Hens solicit sex in the morning to avoid sexual harassment in male-dominated groups of chickens, shown in a new study by Hanne Løvlie of Stockholm University, Sweden, and Dr Tommaso Pizzari of the University of Oxford, UK.
In the animal kingdom, males more often than females can increase their reproductive success by being promiscuous. This in turn can result in males imposing high numbers of copulation attempts and sexual harassment on females.
In the promiscuous feral chicken, males initiate more than 90 per cents of all copulation attempts; most of them in the evening after hens have laid their eggs and are most fertile. In female-dominated groups hens are also interested in sex in evenings. However, as shown in a new study published in American Naturalist, in male-dominated groups hens rather initiate sex in mornings.
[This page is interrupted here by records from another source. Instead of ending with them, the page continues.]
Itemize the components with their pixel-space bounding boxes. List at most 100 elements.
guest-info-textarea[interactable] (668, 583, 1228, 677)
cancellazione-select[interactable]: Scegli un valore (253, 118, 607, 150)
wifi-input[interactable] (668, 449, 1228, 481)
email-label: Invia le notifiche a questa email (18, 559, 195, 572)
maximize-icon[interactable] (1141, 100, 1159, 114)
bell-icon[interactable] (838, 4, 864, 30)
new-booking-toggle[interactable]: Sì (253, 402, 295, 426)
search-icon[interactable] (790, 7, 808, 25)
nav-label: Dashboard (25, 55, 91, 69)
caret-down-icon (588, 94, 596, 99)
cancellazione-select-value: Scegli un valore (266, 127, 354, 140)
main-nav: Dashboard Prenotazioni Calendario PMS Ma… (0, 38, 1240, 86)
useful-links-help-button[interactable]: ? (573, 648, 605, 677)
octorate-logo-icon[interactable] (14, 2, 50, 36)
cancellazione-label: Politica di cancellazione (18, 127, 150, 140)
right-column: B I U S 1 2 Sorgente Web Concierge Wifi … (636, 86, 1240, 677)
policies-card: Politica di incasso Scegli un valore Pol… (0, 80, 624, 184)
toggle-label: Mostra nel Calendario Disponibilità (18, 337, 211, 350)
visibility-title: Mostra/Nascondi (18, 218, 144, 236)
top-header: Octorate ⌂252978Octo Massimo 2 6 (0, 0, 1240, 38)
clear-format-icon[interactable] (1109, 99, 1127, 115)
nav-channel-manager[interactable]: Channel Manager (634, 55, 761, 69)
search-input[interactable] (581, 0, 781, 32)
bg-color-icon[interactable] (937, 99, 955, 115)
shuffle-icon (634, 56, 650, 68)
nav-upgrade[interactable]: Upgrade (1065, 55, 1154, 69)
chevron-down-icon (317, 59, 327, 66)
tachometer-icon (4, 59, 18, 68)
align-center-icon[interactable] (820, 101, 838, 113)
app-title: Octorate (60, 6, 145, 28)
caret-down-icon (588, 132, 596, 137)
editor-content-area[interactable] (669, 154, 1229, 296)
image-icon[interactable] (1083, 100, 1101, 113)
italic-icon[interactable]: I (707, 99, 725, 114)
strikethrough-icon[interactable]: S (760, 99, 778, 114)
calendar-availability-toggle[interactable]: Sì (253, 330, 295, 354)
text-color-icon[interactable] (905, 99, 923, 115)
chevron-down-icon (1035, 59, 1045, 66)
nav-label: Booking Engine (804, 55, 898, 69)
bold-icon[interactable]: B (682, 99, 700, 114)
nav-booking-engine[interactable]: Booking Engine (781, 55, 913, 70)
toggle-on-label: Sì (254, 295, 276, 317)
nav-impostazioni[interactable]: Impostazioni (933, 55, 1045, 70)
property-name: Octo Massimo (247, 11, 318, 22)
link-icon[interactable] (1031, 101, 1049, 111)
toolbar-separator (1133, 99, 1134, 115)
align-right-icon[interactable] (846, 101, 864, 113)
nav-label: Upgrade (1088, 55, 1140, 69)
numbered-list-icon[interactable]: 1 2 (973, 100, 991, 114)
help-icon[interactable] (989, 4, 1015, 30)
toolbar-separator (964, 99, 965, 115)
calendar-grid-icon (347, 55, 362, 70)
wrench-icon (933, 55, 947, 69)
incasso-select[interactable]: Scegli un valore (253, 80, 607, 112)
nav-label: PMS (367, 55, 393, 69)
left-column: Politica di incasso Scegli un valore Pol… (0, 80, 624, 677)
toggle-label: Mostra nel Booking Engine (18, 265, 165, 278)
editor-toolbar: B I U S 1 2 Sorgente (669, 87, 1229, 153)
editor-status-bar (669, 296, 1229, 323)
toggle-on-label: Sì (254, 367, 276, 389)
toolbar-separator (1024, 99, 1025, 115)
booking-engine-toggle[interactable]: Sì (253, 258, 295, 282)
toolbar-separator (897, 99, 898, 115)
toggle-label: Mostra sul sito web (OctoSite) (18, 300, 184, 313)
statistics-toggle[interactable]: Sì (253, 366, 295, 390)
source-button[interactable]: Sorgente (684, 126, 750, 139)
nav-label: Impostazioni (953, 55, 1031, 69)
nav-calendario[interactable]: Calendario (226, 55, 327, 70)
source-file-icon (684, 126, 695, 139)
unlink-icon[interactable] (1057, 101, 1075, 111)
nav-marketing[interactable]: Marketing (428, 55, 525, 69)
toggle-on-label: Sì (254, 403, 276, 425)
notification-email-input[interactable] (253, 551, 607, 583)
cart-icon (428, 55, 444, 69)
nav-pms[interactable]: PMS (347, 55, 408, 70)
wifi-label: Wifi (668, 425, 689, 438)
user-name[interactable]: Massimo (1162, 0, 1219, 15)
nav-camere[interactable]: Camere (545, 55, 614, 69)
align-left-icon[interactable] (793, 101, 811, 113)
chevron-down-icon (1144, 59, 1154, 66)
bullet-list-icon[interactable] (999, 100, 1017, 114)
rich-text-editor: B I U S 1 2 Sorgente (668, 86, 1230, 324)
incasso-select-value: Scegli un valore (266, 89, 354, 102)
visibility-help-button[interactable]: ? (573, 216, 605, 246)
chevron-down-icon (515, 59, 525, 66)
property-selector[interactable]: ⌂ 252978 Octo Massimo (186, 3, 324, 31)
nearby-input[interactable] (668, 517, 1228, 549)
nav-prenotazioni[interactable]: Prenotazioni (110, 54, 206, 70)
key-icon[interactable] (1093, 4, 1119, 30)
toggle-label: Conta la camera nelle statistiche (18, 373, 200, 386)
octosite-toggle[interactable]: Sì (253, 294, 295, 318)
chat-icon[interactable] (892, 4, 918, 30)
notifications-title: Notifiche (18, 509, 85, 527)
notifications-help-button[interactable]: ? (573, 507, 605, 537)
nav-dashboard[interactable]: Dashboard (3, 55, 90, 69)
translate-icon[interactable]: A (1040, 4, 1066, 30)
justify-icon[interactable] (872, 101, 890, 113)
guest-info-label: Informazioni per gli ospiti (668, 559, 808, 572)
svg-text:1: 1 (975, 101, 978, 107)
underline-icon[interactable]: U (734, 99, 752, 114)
‘Sexual harassment in evenings in male-dominated groups may just be too much for the hens’, says Hanne Løvlie from Stockholm University, one of the researchers of the study. ‘Hens were exposed to more intense sexual harassment in male-dominated group. By initiating sex in mornings when the cockerels are less amorous and the free-ranging chickens also are more spread out foraging, hens may avoid the intense sexual harassment in evenings.’
The study shows that changes in the intensity of sexual harassment trigger a plasticity in the hens’ sexual behaviour not before shown. A plasticity that in turn may enable hens to mate without suffering sexual harassment.
‘The sexes therefore not only fall out on how much sex they want, but also when at day to have it’, says Hanne Løvlie.